LA PROMESSE :
le lundi 17 juillet 2017 le président s’engageait sur une couverture de la France entière « en haut et très haut débit » d’ici « à la fin de l’année 2020«
LA RÉALITÉ :
29% en 2021 du territoire restait non couvert ( promesse : 100% fin 2020 ) – auxquels s’ajoutent les raccordés sans très haut debit
20 % en 2022 – auxquels s’ajoutent les raccordés sans très haut debit
19 % en 2023 ( S’ajoutent 5 % de raccordés sans le très haut débit )

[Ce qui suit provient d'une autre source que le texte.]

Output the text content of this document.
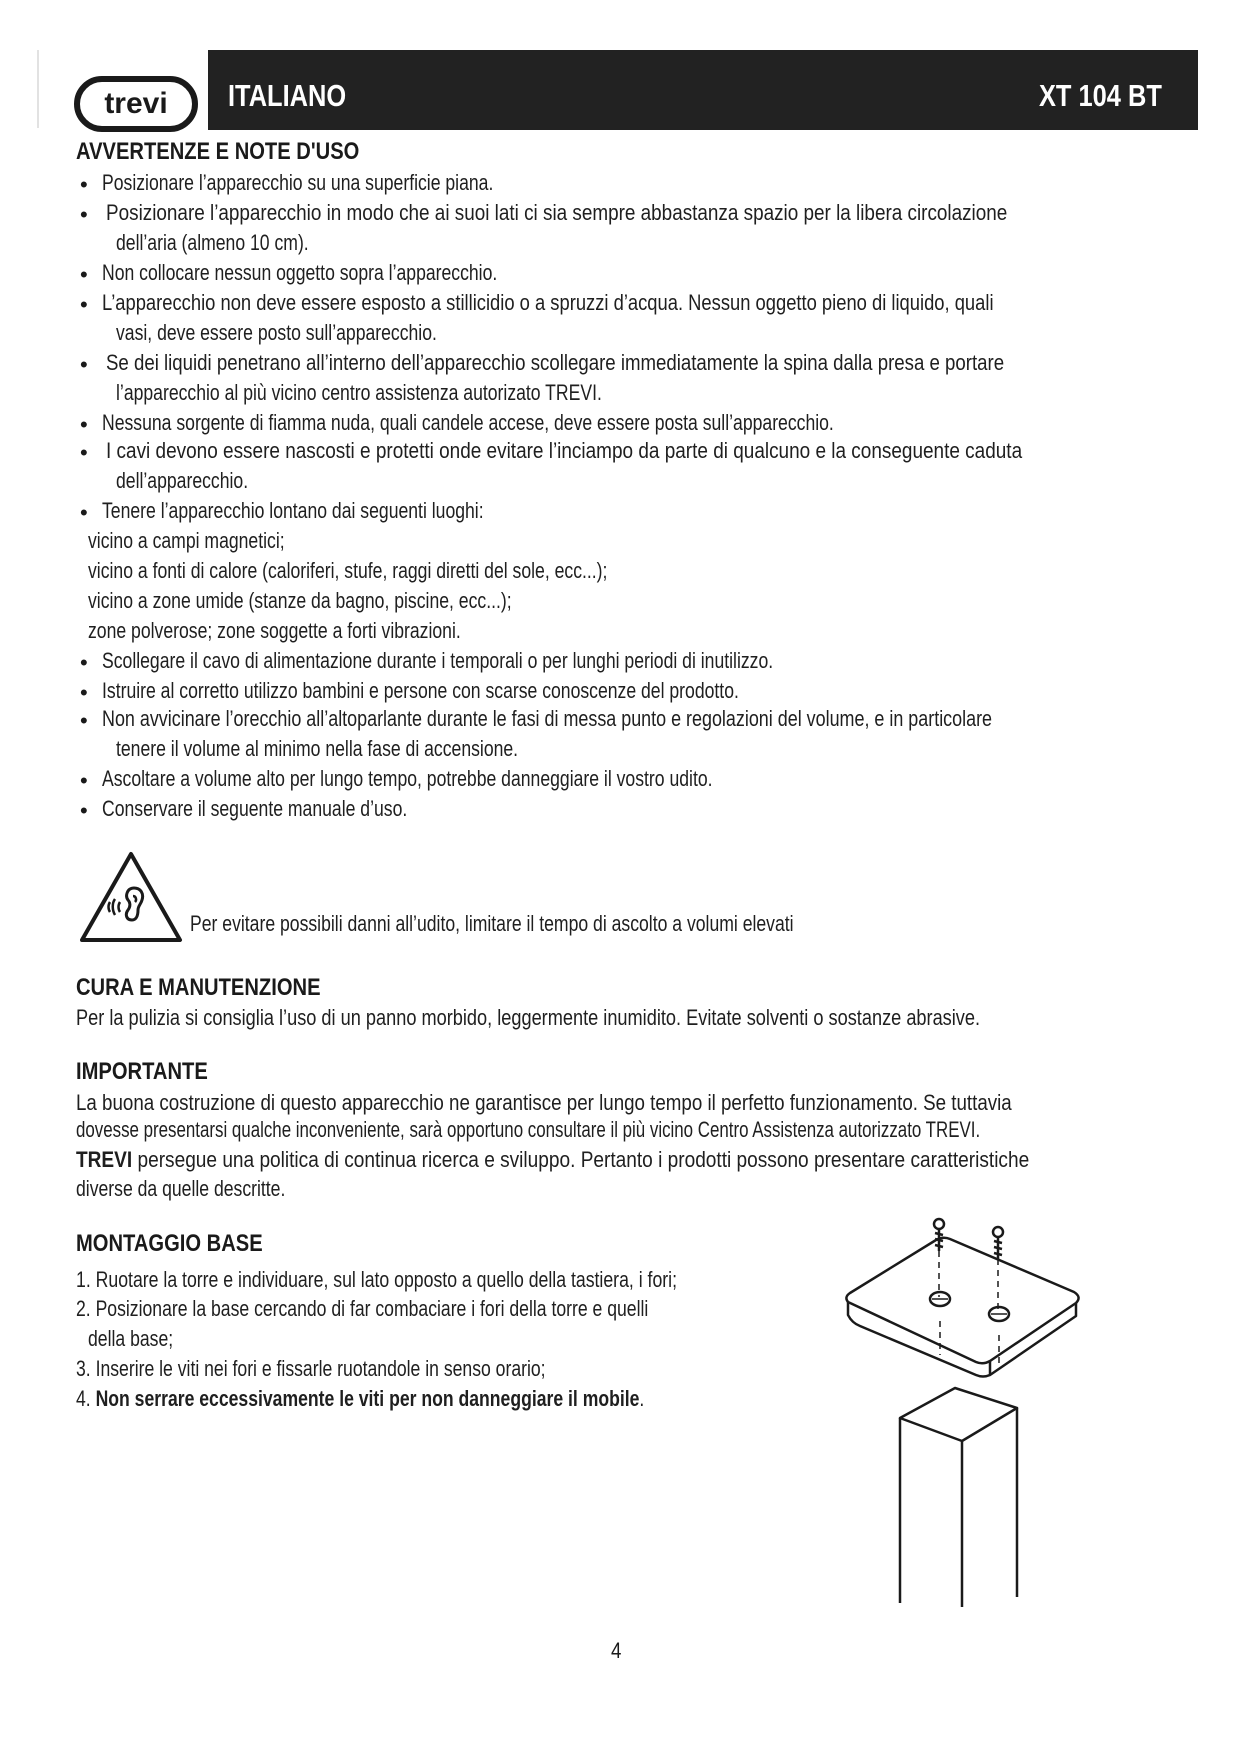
trevi ITALIANO	XT 104 BT
AVVERTENZE E NOTE D'USO
• Posizionare l’apparecchio su una superficie piana.
• Posizionare l’apparecchio in modo che ai suoi lati ci sia sempre abbastanza spazio per la libera circolazione
dell’aria (almeno 10 cm).
• Non collocare nessun oggetto sopra l’apparecchio.
• L’apparecchio non deve essere esposto a stillicidio o a spruzzi d’acqua. Nessun oggetto pieno di liquido, quali
vasi, deve essere posto sull’apparecchio.
• Se dei liquidi penetrano all’interno dell’apparecchio scollegare immediatamente la spina dalla presa e portare
l’apparecchio al più vicino centro assistenza autorizato TREVI.
• Nessuna sorgente di fiamma nuda, quali candele accese, deve essere posta sull’apparecchio.
• I cavi devono essere nascosti e protetti onde evitare l’inciampo da parte di qualcuno e la conseguente caduta
dell’apparecchio.
• Tenere l’apparecchio lontano dai seguenti luoghi:
vicino a campi magnetici;
vicino a fonti di calore (caloriferi, stufe, raggi diretti del sole, ecc...);
vicino a zone umide (stanze da bagno, piscine, ecc...);
zone polverose; zone soggette a forti vibrazioni.
• Scollegare il cavo di alimentazione durante i temporali o per lunghi periodi di inutilizzo.
• Istruire al corretto utilizzo bambini e persone con scarse conoscenze del prodotto.
• Non avvicinare l’orecchio all’altoparlante durante le fasi di messa punto e regolazioni del volume, e in particolare
tenere il volume al minimo nella fase di accensione.
• Ascoltare a volume alto per lungo tempo, potrebbe danneggiare il vostro udito.
• Conservare il seguente manuale d’uso.
Per evitare possibili danni all’udito, limitare il tempo di ascolto a volumi elevati
CURA E MANUTENZIONE
Per la pulizia si consiglia l’uso di un panno morbido, leggermente inumidito. Evitate solventi o sostanze abrasive.
IMPORTANTE
La buona costruzione di questo apparecchio ne garantisce per lungo tempo il perfetto funzionamento. Se tuttavia
dovesse presentarsi qualche inconveniente, sarà opportuno consultare il più vicino Centro Assistenza autorizzato TREVI.
TREVI persegue una politica di continua ricerca e sviluppo. Pertanto i prodotti possono presentare caratteristiche
diverse da quelle descritte.
MONTAGGIO BASE
1. Ruotare la torre e individuare, sul lato opposto a quello della tastiera, i fori;
2. Posizionare la base cercando di far combaciare i fori della torre e quelli
della base;
3. Inserire le viti nei fori e fissarle ruotandole in senso orario;
4. Non serrare eccessivamente le viti per non danneggiare il mobile.
4
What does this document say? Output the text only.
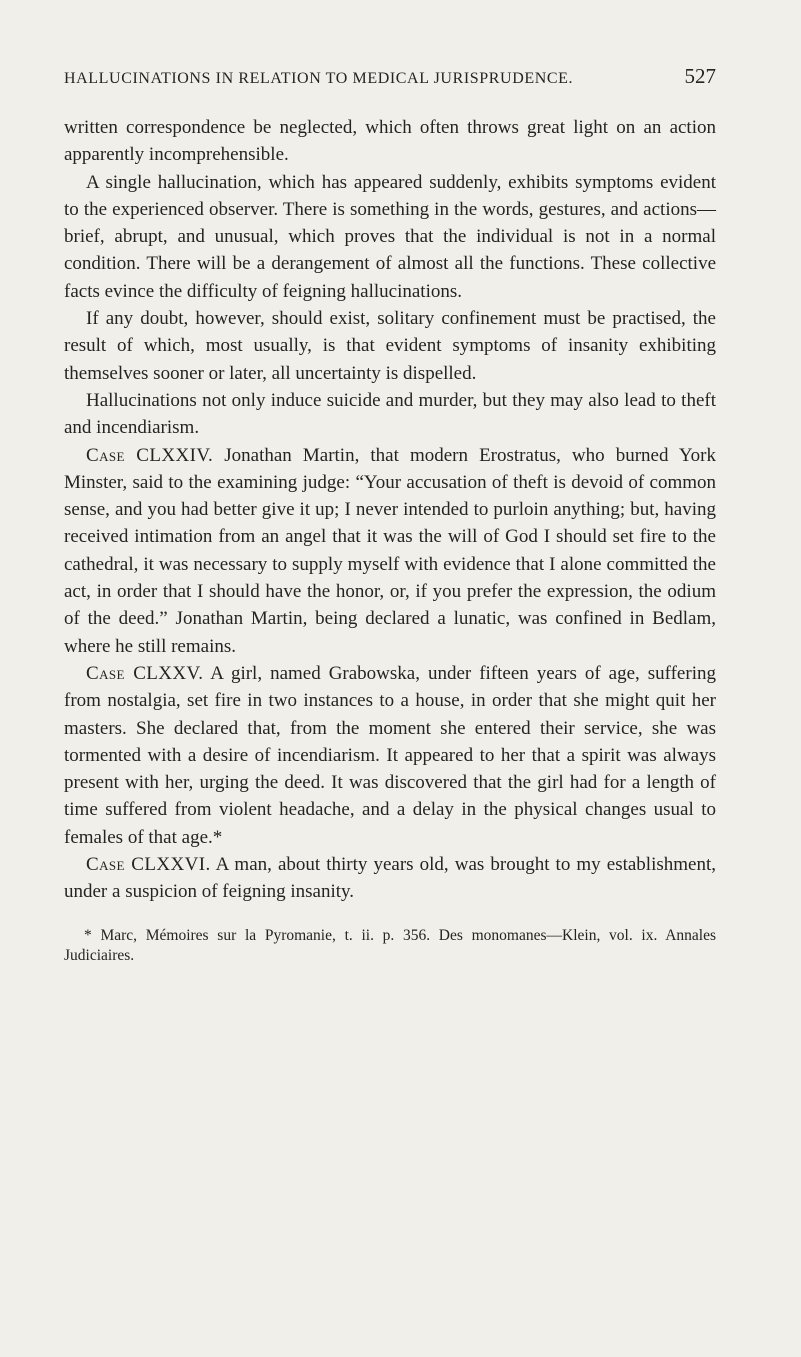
HALLUCINATIONS IN RELATION TO MEDICAL JURISPRUDENCE.	527

written correspondence be neglected, which often throws great light on an action apparently incomprehensible.

A single hallucination, which has appeared suddenly, exhibits symptoms evident to the experienced observer. There is something in the words, gestures, and actions—brief, abrupt, and unusual, which proves that the individual is not in a normal condition. There will be a derangement of almost all the functions. These collective facts evince the difficulty of feigning hallucinations.

If any doubt, however, should exist, solitary confinement must be practised, the result of which, most usually, is that evident symptoms of insanity exhibiting themselves sooner or later, all uncertainty is dispelled.

Hallucinations not only induce suicide and murder, but they may also lead to theft and incendiarism.

Case CLXXIV. Jonathan Martin, that modern Erostratus, who burned York Minster, said to the examining judge: “Your accusation of theft is devoid of common sense, and you had better give it up; I never intended to purloin anything; but, having received intimation from an angel that it was the will of God I should set fire to the cathedral, it was necessary to supply myself with evidence that I alone committed the act, in order that I should have the honor, or, if you prefer the expression, the odium of the deed.” Jonathan Martin, being declared a lunatic, was confined in Bedlam, where he still remains.

Case CLXXV. A girl, named Grabowska, under fifteen years of age, suffering from nostalgia, set fire in two instances to a house, in order that she might quit her masters. She declared that, from the moment she entered their service, she was tormented with a desire of incendiarism. It appeared to her that a spirit was always present with her, urging the deed. It was discovered that the girl had for a length of time suffered from violent headache, and a delay in the physical changes usual to females of that age.*

Case CLXXVI. A man, about thirty years old, was brought to my establishment, under a suspicion of feigning insanity.

* Marc, Mémoires sur la Pyromanie, t. ii. p. 356. Des monomanes—Klein, vol. ix. Annales Judiciaires.
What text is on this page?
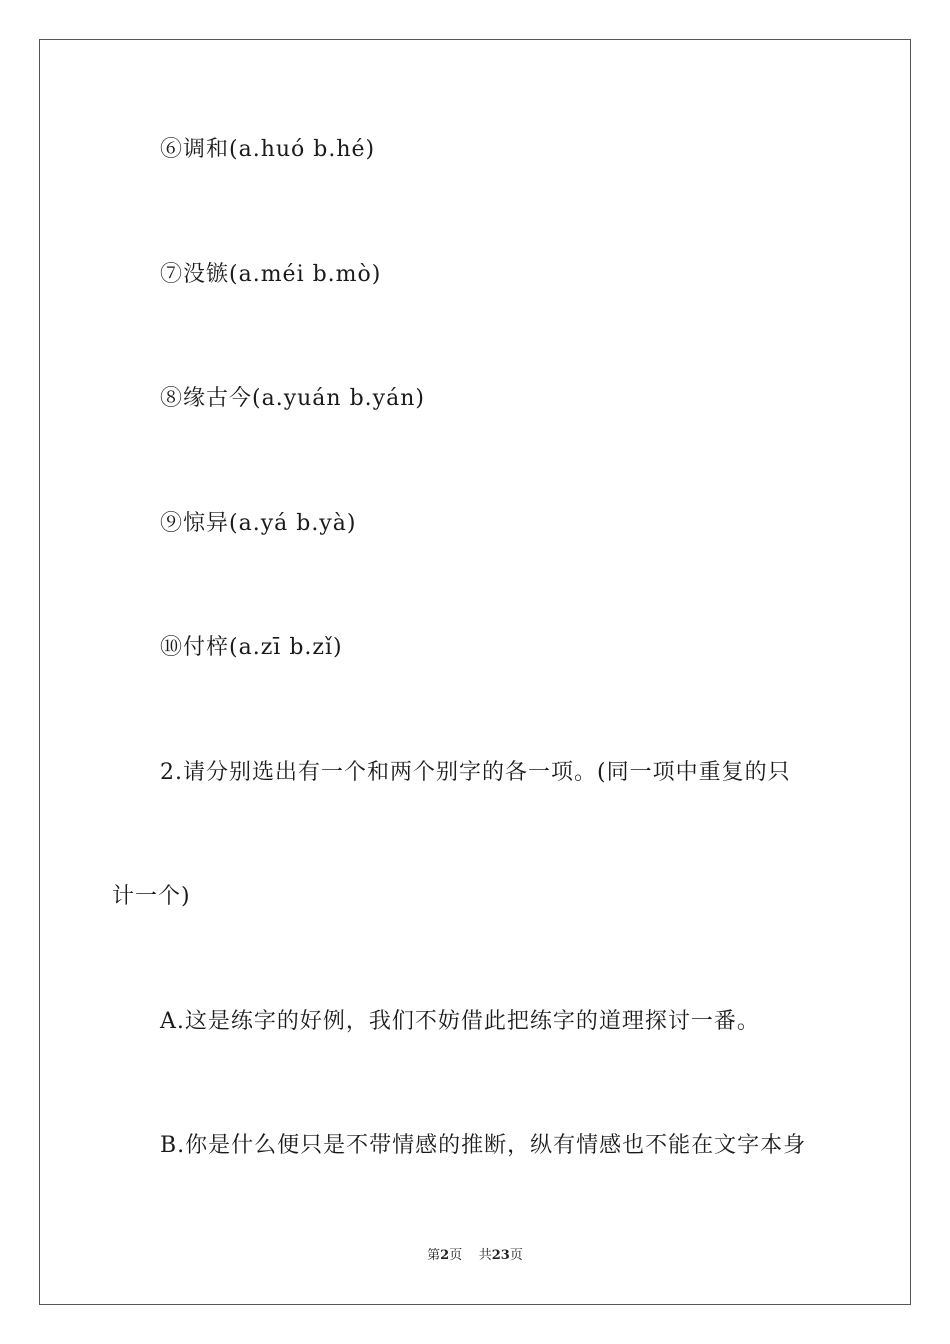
⑥调和(a.huó b.hé)
⑦没镞(a.méi b.mò)
⑧缘古今(a.yuán b.yán)
⑨惊异(a.yá b.yà)
⑩付梓(a.zī b.zǐ)
2.请分别选出有一个和两个别字的各一项。(同一项中重复的只
计一个)
A.这是练字的好例，我们不妨借此把练字的道理探讨一番。
B.你是什么便只是不带情感的推断，纵有情感也不能在文字本身
第2页 共23页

NB : Ces sont les collectivités territoriales, principalement les départements, qui ont pris les initiatives de couverture et ont assurés en majorité le financement des investissement, l’Etat se comportant en censeur et apportant son financement jugé trop faible et trop tardif – il ainsi freiné le déploiement effectif et découragé certains opérateurs publics et privés.
1/4 des français ne disposent pas encore de la fibre optique et du très haut débit
Et l’ADSL, qui a longtemps été le principal réseau pour accéder à Internet, ne sera pas « débranché » avant plusieurs années encore ! Plus de 21 000 centraux téléphoniques – des nœuds de raccordement d’abonnés – maillent le territoire français. Bien que ces NRA ne soient plus très actifs dans les grandes villes où la fibre domine désormais, ils sont encore sollicités dans les milliers de communes où la fibre n’est pas encore disponible, et où ils permettent de profiter d’internet avec une vitesse comprise entre 1 et 90 Mb/s selon la distance de la ligne téléphonique.
La généralisation de la fibre optique se fera d’ici la fin de la décennie selon l’Arcep. Ce qui n’empêche pas l’exécutif de prétendre avoir atteint 99 % pour le très haut débit !
Article
Numérique : Emmanuel Macron promet « une couverture en haut débit » de toute la France en 2020
Publié le 17/07/2017 MIS A JOUR 12/06/2020 FRANCE 3
Le président de la République Emmanuel Macron a promis lundi 17 juillet 2017 une couverture de la France entière « en haut et très haut débit » d’ici « à la fin de l’année 2020 ».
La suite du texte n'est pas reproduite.